Vol. 42 (2022)
General Articles

The Populist Challenge of Common EU Policies: The Case of (Im)migration (2015-2018)

Łukasz Gruszczyński
Kozminski University
Réka Friedery
HUN-REN Centre for Social Sciences

Published 2023-06-30

Keywords

  • immigration,
  • populism,
  • common EU policies,
  • national policies,
  • migration crisis

How to Cite

Gruszczyński, Łukasz, & Friedery, R. (2023). The Populist Challenge of Common EU Policies: The Case of (Im)migration (2015-2018). Polish Yearbook of International Law, 42, 221–244. https://doi.org/10.24425/PYIL.2023.147177

Abstract

One of the major conflicts between populist and non-populist forces (movements, parties, governments) as well as the European Union (EU) institutions has manifested in the area of immigration policy. This article investigates how the influx of migrants in 2015-2016 was subsequently used by populists as a policy conflict ground within the EU. In this context, it particularly looks at how the problem of migration was framed and map the policy responses in the selected EU Member States. The article covers the 2015-2018 period and includes the following countries: France, Germany, Greece, Italy, Hungary, and Poland.

The article observes that the 2015-2016 migration crisis and the response to it led to (or reinvigorated existing) politicisation of the topic across the EU, forcing the parties from all sides of the political spectrum to take a position on it. Simultaneously, one may also observe a process of securitisation of migration in the political debate in all analysed countries. Irregular migration was construed as a security threat by many political parties and leaders, requiring emergency measures and justifying actions outside the normal bounds of political and legal procedures. While the securitisation strategy was most visible in the discourse of the right-wing populist parties, its elements were progressively taken by the mainstream parties, arguably in response to increased salience of the issue.

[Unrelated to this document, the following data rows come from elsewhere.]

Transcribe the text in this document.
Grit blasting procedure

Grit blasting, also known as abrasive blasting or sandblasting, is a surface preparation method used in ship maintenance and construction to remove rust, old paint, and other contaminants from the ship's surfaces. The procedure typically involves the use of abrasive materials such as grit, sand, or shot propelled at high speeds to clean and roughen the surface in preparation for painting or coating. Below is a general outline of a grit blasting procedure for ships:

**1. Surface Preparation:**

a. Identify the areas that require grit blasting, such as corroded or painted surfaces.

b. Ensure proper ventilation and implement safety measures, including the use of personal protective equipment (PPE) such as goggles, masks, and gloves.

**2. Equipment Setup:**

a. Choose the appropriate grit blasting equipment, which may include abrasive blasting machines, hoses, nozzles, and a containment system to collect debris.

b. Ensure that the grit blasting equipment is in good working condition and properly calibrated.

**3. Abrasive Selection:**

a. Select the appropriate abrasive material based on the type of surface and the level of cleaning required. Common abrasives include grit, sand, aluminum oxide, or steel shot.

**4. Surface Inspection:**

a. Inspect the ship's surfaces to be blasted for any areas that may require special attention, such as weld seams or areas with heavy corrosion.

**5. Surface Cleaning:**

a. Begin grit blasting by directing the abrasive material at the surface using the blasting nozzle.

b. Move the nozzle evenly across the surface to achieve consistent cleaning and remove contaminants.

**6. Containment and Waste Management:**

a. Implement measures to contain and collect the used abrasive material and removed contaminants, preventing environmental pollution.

The article also finds a correlation between the ideological profile of the parties and their approach to the migration crisis and the proposed EU response. All the parties located close to the right extreme tended to take a strong anti-immigration and anti-EU stance. All of them also ranked high in the populist index. On the other hand, the populist parties located on the left side or in the centre of the political spectrum took a moderate stance on this issue.